Heatstroke: Cats seem to have more sense than dogs do when it comes to staying cool. Or maybe being cool. Dogs have an inefficient cooling system that’s primarily about panting. And a dog will keep doing whatever fun thing he’s doing, especially if you’re encouraging him, no matter how hot he gets. It doesn’t take much for a dog to get into the trouble zone, and overheating kills easily.

Be aware of heat always. Don’t leave your dog in the car, even on a day that’s merely “warm” — 70 degrees and up. Curtail activity during the hottest part of the day, remember that humidity makes it harder for a dog to keep cool and always, always provide your dog with fresh drinking water. Dogs with short noses and those who are elderly or obese are at the greatest risk for heatstroke. Know what to do if your dog shows signs of overheating and get to the veterinarian quickly.

Fights and bites: Bites and scratches hurt, and they can mean major medical trauma and even death for your pet. While you can’t be 100 percent sure that your pet won’t be attacked or involved in a fight, you can minimize the chances of it happening. Cats with unlimited access to the outdoors are often in fights, with nasty abscesses frequently the result; keep your cat safe by providing her with a secure outdoor area close to your house.

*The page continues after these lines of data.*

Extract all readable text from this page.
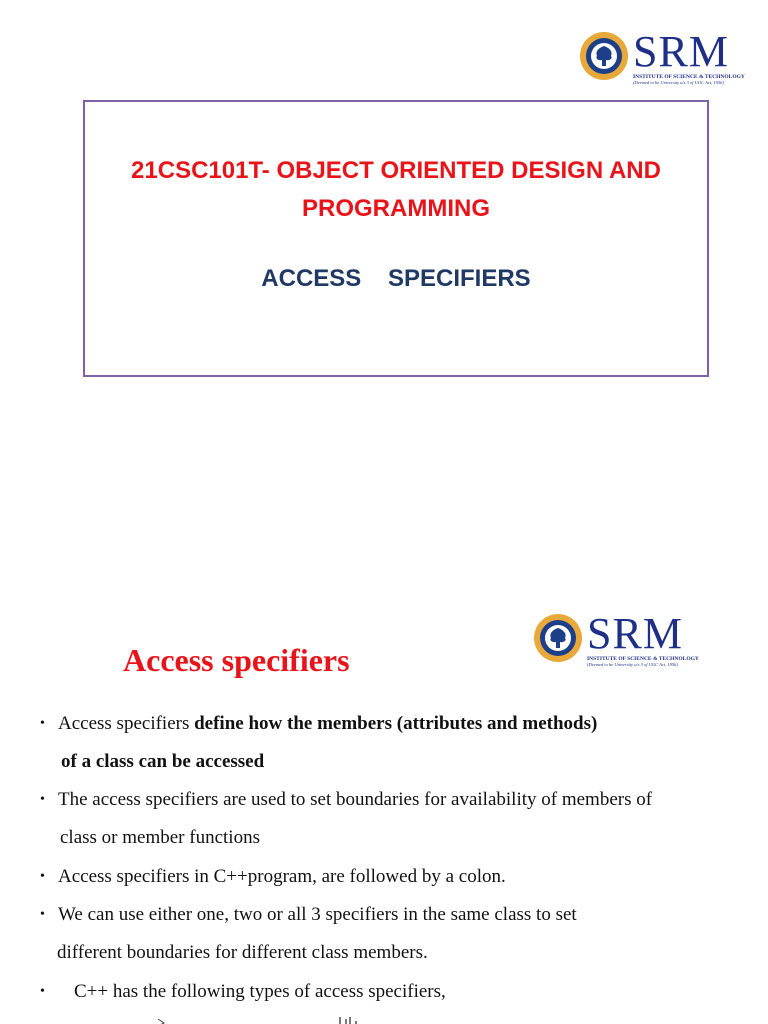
SRM
INSTITUTE OF SCIENCE & TECHNOLOGY
(Deemed to be University u/s 3 of UGC Act, 1956)
21CSC101T- OBJECT ORIENTED DESIGN AND PROGRAMMING
ACCESS    SPECIFIERS
SRM
INSTITUTE OF SCIENCE & TECHNOLOGY
(Deemed to be University u/s 3 of UGC Act, 1956)
Access specifiers
• Access specifiers define how the members (attributes and methods)
of a class can be accessed
• The access specifiers are used to set boundaries for availability of members of
class or member functions
• Access specifiers in C++program, are followed by a colon.
• We can use either one, two or all 3 specifiers in the same class to set
different boundaries for different class members.
•	C++ has the following types of access specifiers,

Many dog fights can be prevented if people learn to recognize the body language leading up to the scrap and separate the animals before the disagreement escalates. If you frequent a dog park, follow the rules, especially if you have a small dog. Many off-leash dog parks have separate areas for small dogs because of the potential for large dogs to see smaller ones as prey. If pet owners aren’t following the rules or if you feel unsafe, take your dog and leave immediately.

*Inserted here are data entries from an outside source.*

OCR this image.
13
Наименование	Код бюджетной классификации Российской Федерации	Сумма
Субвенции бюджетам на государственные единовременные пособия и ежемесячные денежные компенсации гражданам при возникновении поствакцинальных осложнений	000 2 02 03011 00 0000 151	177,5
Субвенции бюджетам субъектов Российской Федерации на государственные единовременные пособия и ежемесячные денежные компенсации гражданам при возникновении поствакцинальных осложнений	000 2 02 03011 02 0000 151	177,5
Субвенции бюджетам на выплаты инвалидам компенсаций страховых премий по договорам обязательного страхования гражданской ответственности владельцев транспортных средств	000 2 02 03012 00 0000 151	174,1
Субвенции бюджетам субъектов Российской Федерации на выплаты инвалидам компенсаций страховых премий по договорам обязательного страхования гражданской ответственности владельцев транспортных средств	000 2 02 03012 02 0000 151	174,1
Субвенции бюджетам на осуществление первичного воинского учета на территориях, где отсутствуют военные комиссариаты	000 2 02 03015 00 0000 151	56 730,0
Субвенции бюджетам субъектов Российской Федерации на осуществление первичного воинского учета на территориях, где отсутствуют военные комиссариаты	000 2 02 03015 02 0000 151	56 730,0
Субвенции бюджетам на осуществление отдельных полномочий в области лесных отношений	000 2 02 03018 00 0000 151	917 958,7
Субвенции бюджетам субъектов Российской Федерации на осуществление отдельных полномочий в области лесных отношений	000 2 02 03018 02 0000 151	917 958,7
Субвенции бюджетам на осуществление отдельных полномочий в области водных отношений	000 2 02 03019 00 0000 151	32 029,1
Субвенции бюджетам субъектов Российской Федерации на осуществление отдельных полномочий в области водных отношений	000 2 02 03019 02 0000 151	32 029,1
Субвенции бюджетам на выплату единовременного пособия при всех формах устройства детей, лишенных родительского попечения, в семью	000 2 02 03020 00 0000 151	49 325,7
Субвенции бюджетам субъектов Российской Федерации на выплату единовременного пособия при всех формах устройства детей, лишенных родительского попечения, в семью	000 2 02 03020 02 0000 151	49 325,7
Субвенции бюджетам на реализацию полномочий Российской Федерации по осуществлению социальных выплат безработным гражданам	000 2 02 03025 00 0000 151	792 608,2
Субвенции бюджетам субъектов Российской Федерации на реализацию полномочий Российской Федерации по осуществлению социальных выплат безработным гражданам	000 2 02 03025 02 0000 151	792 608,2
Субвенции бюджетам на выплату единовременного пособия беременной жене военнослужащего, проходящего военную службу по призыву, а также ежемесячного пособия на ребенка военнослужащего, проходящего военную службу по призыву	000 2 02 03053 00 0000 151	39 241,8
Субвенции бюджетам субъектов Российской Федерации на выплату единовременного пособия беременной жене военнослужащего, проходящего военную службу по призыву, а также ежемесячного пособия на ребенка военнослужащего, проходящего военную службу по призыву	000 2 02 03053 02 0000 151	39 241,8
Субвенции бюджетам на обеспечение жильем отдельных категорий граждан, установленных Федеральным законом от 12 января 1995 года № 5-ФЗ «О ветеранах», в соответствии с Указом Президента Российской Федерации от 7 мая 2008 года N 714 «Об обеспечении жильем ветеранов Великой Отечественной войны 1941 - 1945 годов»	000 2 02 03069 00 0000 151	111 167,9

Prevent What You Can — and Be Prepared for the Worst

The final part of prevention is being prepared. That means making your pet part of your family’s disaster plans, and it means knowing what to do if you’re looking at a veterinary emergency. I will add one more thing: Consider pet health insurance to cover unexpected costs. This is just one more way to be ready for the worst.

Even if you know what to do and have insurance, the best accident or illness is the one your pet avoids. Take a look around your house, your yard and your neighborhood and recognize the hazards. It’s worth the small amount of time you’ll invest in keeping your pet from harm.